An LED load formed by connecting two or more LED anti-parallel circuits having different numbers of LED columns in the D anti-parallel circuit in parallel;
And an AC power supply unit for supplying AC power to the ED load. 7. An LED in which a plurality of LEDs are connected in series
An LED light source comprising: an LED load formed by connecting two or more LED series circuits having different numbers of LED strings in a series circuit in parallel; and a DC power supply unit for supplying DC power to the LED load. apparatus. 8. An LE in which a plurality of LEDs are connected in anti-parallel.
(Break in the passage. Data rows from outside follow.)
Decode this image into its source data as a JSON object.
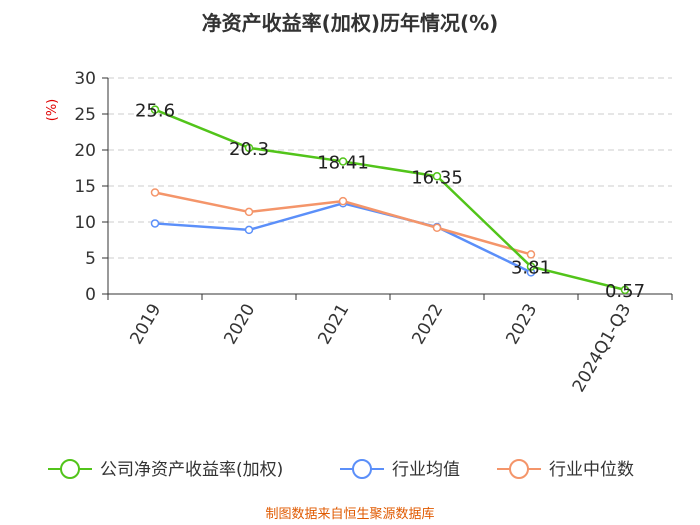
{
  "chart_data": {
    "type": "line",
    "title": "净资产收益率(加权)历年情况(%)",
    "ylabel": "(%)",
    "xlabel": "",
    "categories": [
      "2019",
      "2020",
      "2021",
      "2022",
      "2023",
      "2024Q1-Q3"
    ],
    "ylim": [
      0,
      30
    ],
    "yticks": [
      0,
      5,
      10,
      15,
      20,
      25,
      30
    ],
    "grid": true,
    "legend_position": "bottom",
    "series": [
      {
        "name": "公司净资产收益率(加权)",
        "color": "#52c41a",
        "values": [
          25.6,
          20.3,
          18.41,
          16.35,
          3.81,
          0.57
        ],
        "labels": [
          "25.6",
          "20.3",
          "18.41",
          "16.35",
          "3.81",
          "0.57"
        ]
      },
      {
        "name": "行业均值",
        "color": "#5b8ff9",
        "values": [
          9.8,
          8.9,
          12.6,
          9.3,
          3.0,
          null
        ]
      },
      {
        "name": "行业中位数",
        "color": "#f4956a",
        "values": [
          14.1,
          11.4,
          12.9,
          9.2,
          5.5,
          null
        ]
      }
    ]
  },
  "source": "制图数据来自恒生聚源数据库"
}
An LED load formed by connecting two or more LED anti-parallel circuits having different numbers of LED columns in the D anti-parallel circuit in parallel;
An AC power supply for supplying AC power to an ED load;
A switch element connected in series to the LED anti-parallel circuit having the largest number of LED columns in the D anti-parallel circuit. 9. An LED in which a plurality of LEDs are connected in series
An LED load formed by connecting two or more LED series circuits having different numbers of LED columns in a series circuit in parallel; a DC power supply unit for supplying DC power to the LED load; A switch element connected in series to a non-maximum LED series circuit.